I could mention a number of other phenomena that remain unexplained by science: meaning in the universe, the first life, and yes, fine-tuning. His hope in an explanation for that is a fine statement of faith, substantially short on evidence other than extrapolation from history. If history teaches us anything, it’s dangerous to pin one’s faith on extrapolations.

Finally, quoting Fr. Lucie-Smith and then responding, Coyne says,

Is this what Professor Dawkins believes? Is this what modern atheists believe? It does sound pretty close to the quote from Dawkins above. But if he believes this how can he believe in an ordered universe, one that is susceptible to rational and scientific observation?

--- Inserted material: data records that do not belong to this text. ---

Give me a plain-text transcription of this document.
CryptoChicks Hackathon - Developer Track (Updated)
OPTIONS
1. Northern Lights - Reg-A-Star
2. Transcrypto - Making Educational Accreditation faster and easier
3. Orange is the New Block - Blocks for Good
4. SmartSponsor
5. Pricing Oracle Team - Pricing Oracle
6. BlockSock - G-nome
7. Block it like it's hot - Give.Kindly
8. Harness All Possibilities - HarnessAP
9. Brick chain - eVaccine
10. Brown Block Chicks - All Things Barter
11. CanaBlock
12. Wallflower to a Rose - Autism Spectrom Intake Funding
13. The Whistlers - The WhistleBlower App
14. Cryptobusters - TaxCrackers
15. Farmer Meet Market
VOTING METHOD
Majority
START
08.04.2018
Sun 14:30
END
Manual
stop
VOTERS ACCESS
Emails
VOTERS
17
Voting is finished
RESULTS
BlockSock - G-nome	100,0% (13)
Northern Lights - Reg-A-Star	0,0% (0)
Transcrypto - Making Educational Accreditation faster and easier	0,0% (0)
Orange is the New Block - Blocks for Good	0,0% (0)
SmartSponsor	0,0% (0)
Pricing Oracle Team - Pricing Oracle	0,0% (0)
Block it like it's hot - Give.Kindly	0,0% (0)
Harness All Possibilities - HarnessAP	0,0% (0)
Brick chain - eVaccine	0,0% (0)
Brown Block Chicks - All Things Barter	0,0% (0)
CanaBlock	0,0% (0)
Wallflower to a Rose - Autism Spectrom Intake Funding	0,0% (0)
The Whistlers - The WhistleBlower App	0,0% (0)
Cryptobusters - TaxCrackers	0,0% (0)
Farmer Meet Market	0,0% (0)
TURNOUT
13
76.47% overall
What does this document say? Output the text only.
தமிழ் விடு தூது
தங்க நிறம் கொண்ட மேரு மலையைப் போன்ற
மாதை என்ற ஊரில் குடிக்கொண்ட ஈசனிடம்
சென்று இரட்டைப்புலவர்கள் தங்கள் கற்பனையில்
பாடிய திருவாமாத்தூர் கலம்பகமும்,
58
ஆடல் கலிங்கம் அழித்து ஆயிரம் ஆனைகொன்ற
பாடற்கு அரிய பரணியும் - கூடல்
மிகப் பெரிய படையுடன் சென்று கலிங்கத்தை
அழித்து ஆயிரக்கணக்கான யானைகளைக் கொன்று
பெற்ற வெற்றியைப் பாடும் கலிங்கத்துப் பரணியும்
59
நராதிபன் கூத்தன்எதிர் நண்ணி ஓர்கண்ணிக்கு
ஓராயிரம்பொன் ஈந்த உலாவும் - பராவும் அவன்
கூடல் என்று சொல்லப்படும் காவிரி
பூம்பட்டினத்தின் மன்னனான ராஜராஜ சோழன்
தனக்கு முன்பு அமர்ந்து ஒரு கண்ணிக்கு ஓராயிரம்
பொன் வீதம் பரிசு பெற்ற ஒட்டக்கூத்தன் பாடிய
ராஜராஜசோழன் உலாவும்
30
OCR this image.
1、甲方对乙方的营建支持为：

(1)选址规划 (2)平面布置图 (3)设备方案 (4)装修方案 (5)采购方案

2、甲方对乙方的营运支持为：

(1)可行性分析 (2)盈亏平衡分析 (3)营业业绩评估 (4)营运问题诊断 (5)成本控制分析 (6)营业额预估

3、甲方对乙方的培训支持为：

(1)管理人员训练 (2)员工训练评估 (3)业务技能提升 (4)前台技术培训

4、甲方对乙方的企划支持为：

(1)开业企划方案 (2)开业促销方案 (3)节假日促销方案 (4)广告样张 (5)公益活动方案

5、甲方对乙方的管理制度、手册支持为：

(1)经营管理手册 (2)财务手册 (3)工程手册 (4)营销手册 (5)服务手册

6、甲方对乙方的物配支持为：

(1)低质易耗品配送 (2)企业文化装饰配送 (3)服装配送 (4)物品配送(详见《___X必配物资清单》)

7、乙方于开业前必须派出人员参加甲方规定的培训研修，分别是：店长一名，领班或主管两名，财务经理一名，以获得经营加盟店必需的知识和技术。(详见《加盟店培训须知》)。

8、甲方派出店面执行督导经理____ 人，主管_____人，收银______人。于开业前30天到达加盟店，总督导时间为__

Since when can one see science as “nonsensical” if there is no intrinsic (i.e., God-given) meaning to physical phenomena? Science works, whether it’s done by an atheist or a believer. Is it nonsensical to give antibiotics to an infected atheist, or for an atheist to develop new drugs? That is a meaningful endeavor regardless of whether there is a god. Suffering is relieved, regardless of whether the moral view that suffering is bad comes from God or an atheist. I swear, when I hear an educated priest make statements so palpably false, it makes me see how deeply religion can corrupt rationality.

I swear, when I hear an educated biologist make statements so palpably unaware of what he’s talking about, it makes me see how deeply atheism can corrupt rationality.

Here’s what he missed, in the unlikely case it wasn’t obvious enough already. Fr. Lucie-Smith wasn’t saying belief in God gives meaning to physical phenomena, or the effectiveness of science, or to medicine. He wasn’t saying belief in God is responsible for the existence of morality. He was saying it depends on whether there is “intrinsic (i.e. God given meaning to physical phenomena.” Note that my quote there is from Coyne himself, and he got that much right. But then he jumps inexplicably from the question of whether God gives meaning to the question of who believes or doesn’t believe that God gives meaning. And then he calls the priest “corrupted” in his “rationality for it! (Note to Jerry Coyne: the existence or non-existence of meaning is not the same as the belief or non-belief in God as the meaning-giver, which is not the same as the ability for believers or non-believers to explain the existence of meaning. Got that?)

Coyne is dependable: dependably irrational on issues like these. He is demonstrably wrong this time as he has been in the past.

So having said that, and I hope that’s clear enough, let me add this: there is something terribly tragic in corrupted rationality. It harms the carrier, and it spreads like contagion. Coyne needs to be called out (again) for his smug professorial errors. At the same time, in this universe he considers “blind, pitiless, and indifferent,” there remains room to open our eyes to a fellow human being, to pity him, and to pray for him.